Au cours de l’audience de lundi, l’avocat de la défense Kevin Reddington a examiné avec une rigueur agressive les soins dispensés par le Dr Jennifer Tufts à Lindsay Clancy, une mère de famille du Massachusetts accusée du meurtre de ses trois jeunes enfants. M. Reddington a soutenu que le système de santé mentale avait fait défaut à Mme Clancy dans les mois précédant la tragédie, qualifiant les soins de la psychiatre de médiocres et laissant entendre qu’elle avait agi comme un « robot » se contentant de cocher des cases plutôt que comme une professionnelle de la médecine attentive.
Remise en question des méthodes de traitement et des consultations vidéo
Pendant le contre-interrogatoire, Kevin Reddington a mis en relief le recours du Dr Jennifer Tufts à des consultations vidéo de 25 minutes axées sur une thérapie par la parole limitée et une prise de notes numérisée. La défense a mis en doute la profondeur des soins prodigués alors que Lindsay Clancy faisait état de divers effets secondaires et symptômes liés aux médicaments prescrits. Interrogée sur le point de savoir si elle avait jamais suggéré une visite en présentiel pour une patiente exprimant un sentiment de désespoir, le Dr Tufts a défendu son approche, affirmant que la communication par vidéo ne lui avait pas semblé inadéquate à l’époque.
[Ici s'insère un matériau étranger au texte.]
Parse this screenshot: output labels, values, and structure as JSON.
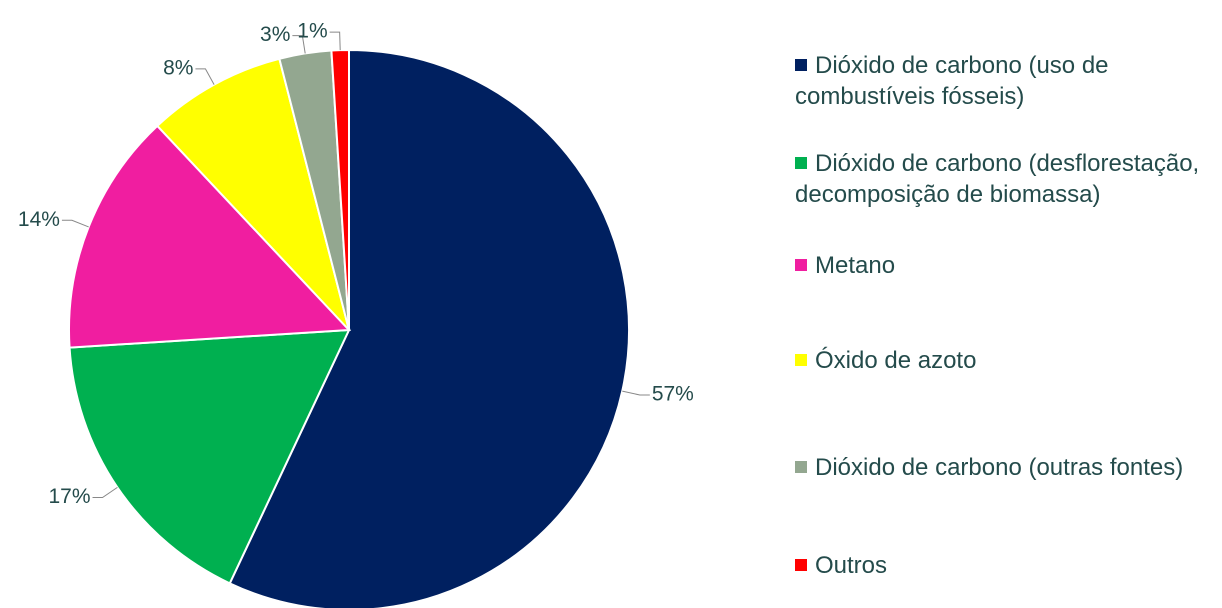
{
  "chart_data": {
    "type": "pie",
    "categories": [
      "Dióxido de carbono (uso de combustíveis fósseis)",
      "Dióxido de carbono (desflorestação, decomposição de biomassa)",
      "Metano",
      "Óxido de azoto",
      "Dióxido de carbono (outras fontes)",
      "Outros"
    ],
    "values": [
      57,
      17,
      14,
      8,
      3,
      1
    ],
    "value_labels": [
      "57%",
      "17%",
      "14%",
      "8%",
      "3%",
      "1%"
    ],
    "colors": [
      "#002060",
      "#00b050",
      "#f01ea0",
      "#ffff00",
      "#93a790",
      "#ff0000"
    ],
    "legend": "right"
  }
}
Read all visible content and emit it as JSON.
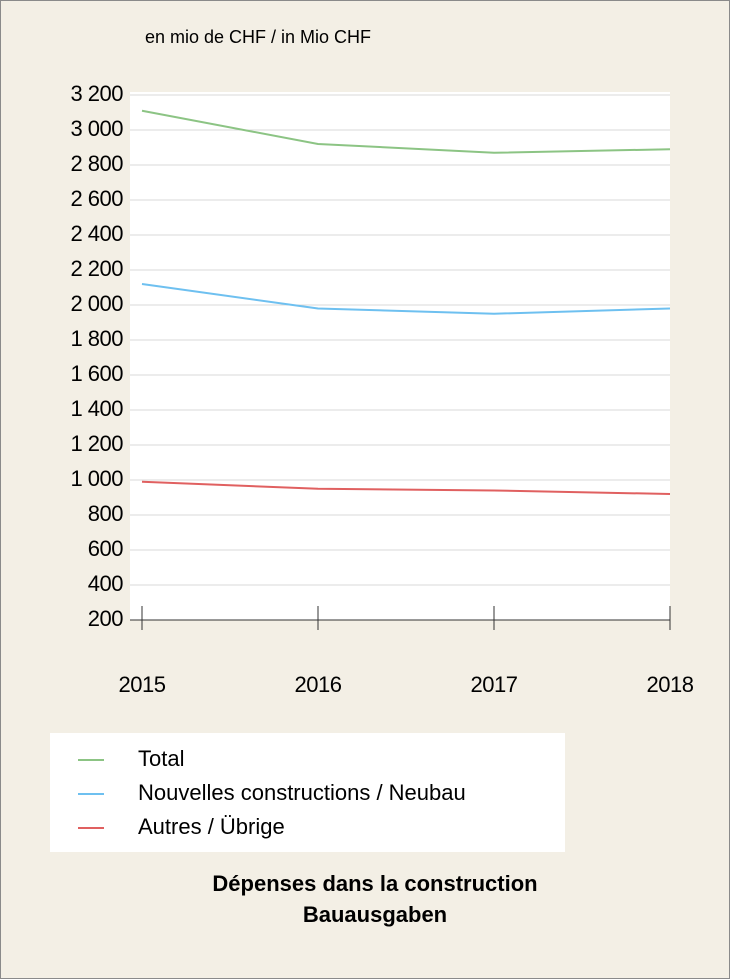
{
  "chart_data": {
    "type": "line",
    "unit_label": "en mio de CHF / in Mio CHF",
    "title": "Dépenses dans la construction",
    "subtitle": "Bauausgaben",
    "categories": [
      "2015",
      "2016",
      "2017",
      "2018"
    ],
    "series": [
      {
        "name": "Total",
        "color": "#8cc484",
        "values": [
          3110,
          2920,
          2870,
          2890
        ]
      },
      {
        "name": "Nouvelles constructions / Neubau",
        "color": "#6ec0f0",
        "values": [
          2120,
          1980,
          1950,
          1980
        ]
      },
      {
        "name": "Autres / Übrige",
        "color": "#e06060",
        "values": [
          990,
          950,
          940,
          920
        ]
      }
    ],
    "ylim": [
      200,
      3200
    ],
    "yticks": [
      200,
      400,
      600,
      800,
      {
        "value": 1000,
        "label": "1 000"
      },
      {
        "value": 1200,
        "label": "1 200"
      },
      {
        "value": 1400,
        "label": "1 400"
      },
      {
        "value": 1600,
        "label": "1 600"
      },
      {
        "value": 1800,
        "label": "1 800"
      },
      {
        "value": 2000,
        "label": "2 000"
      },
      {
        "value": 2200,
        "label": "2 200"
      },
      {
        "value": 2400,
        "label": "2 400"
      },
      {
        "value": 2600,
        "label": "2 600"
      },
      {
        "value": 2800,
        "label": "2 800"
      },
      {
        "value": 3000,
        "label": "3 000"
      },
      {
        "value": 3200,
        "label": "3 200"
      }
    ],
    "grid": true,
    "legend": "bottom"
  }
}
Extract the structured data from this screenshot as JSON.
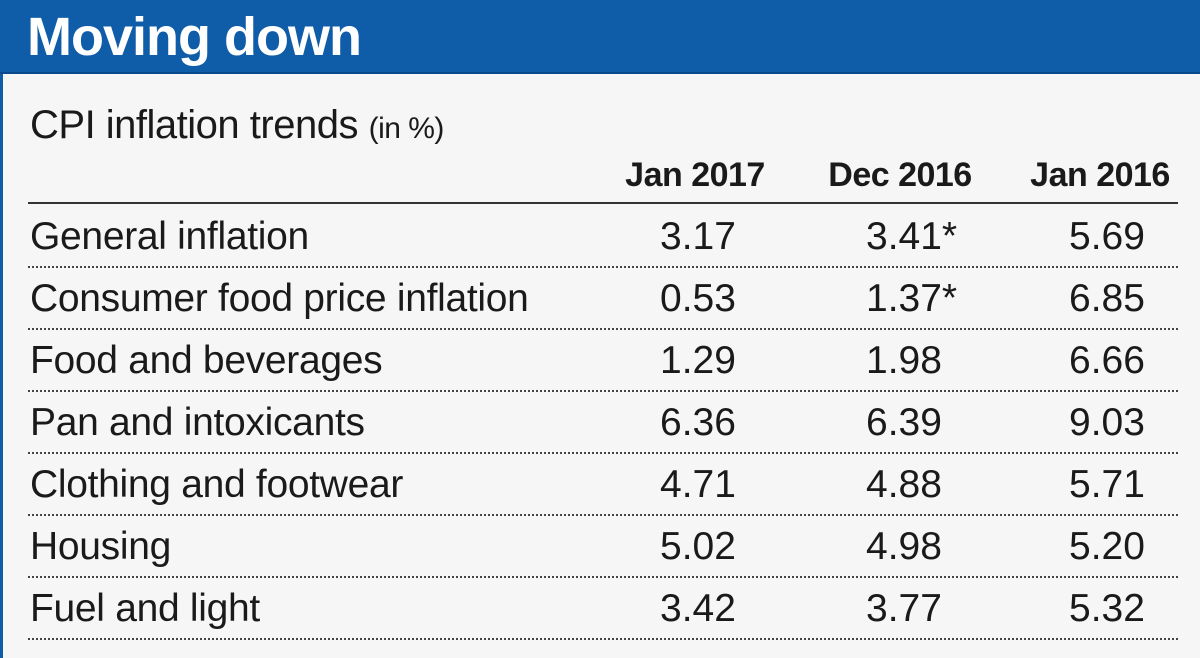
{
  "header": {
    "title": "Moving down"
  },
  "chart_data": {
    "type": "table",
    "title": "CPI inflation trends",
    "unit": "(in %)",
    "columns": [
      "Jan 2017",
      "Dec 2016",
      "Jan 2016"
    ],
    "rows": [
      {
        "label": "General inflation",
        "values": [
          "3.17",
          "3.41*",
          "5.69"
        ]
      },
      {
        "label": "Consumer food price inflation",
        "values": [
          "0.53",
          "1.37*",
          "6.85"
        ]
      },
      {
        "label": "Food and beverages",
        "values": [
          "1.29",
          "1.98",
          "6.66"
        ]
      },
      {
        "label": "Pan and intoxicants",
        "values": [
          "6.36",
          "6.39",
          "9.03"
        ]
      },
      {
        "label": "Clothing and footwear",
        "values": [
          "4.71",
          "4.88",
          "5.71"
        ]
      },
      {
        "label": "Housing",
        "values": [
          "5.02",
          "4.98",
          "5.20"
        ]
      },
      {
        "label": "Fuel and light",
        "values": [
          "3.42",
          "3.77",
          "5.32"
        ]
      }
    ]
  },
  "colors": {
    "banner": "#0f5ca8",
    "banner_text": "#ffffff",
    "background": "#f6f6f6",
    "text": "#1a1a1a"
  }
}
L’affrontement juridique fondamental autour de l’état mental et de la responsabilité
Lindsay Clancy, ancienne infirmière en obstétrique âgée de 35 ans, a plaidé non coupable des chefs de meurtre pour la mort de ses enfants — Callan, Dawson et Cora Clancy —, dont l’âge variait de 8 mois à 5 ans. Les corps des enfants ont été retrouvés sans vie dans le sous-sol de la résidence familiale située à Duxbury, dans le Massachusetts, le 24 janvier 2023. L’accusation, menée par Shannan Buckingham, soutient que Mme Clancy a agi de manière préméditée en échafaudant un plan pour envoyer son mari faire des courses avant d’étrangler les enfants à l’aide de bandes élastiques de fitness. Inversement, la défense avance que Mme Clancy ne saurait être pénalement responsable en raison d’une grave maladie mentale, plus précisément un trouble bipolaire et une psychose du postpartum.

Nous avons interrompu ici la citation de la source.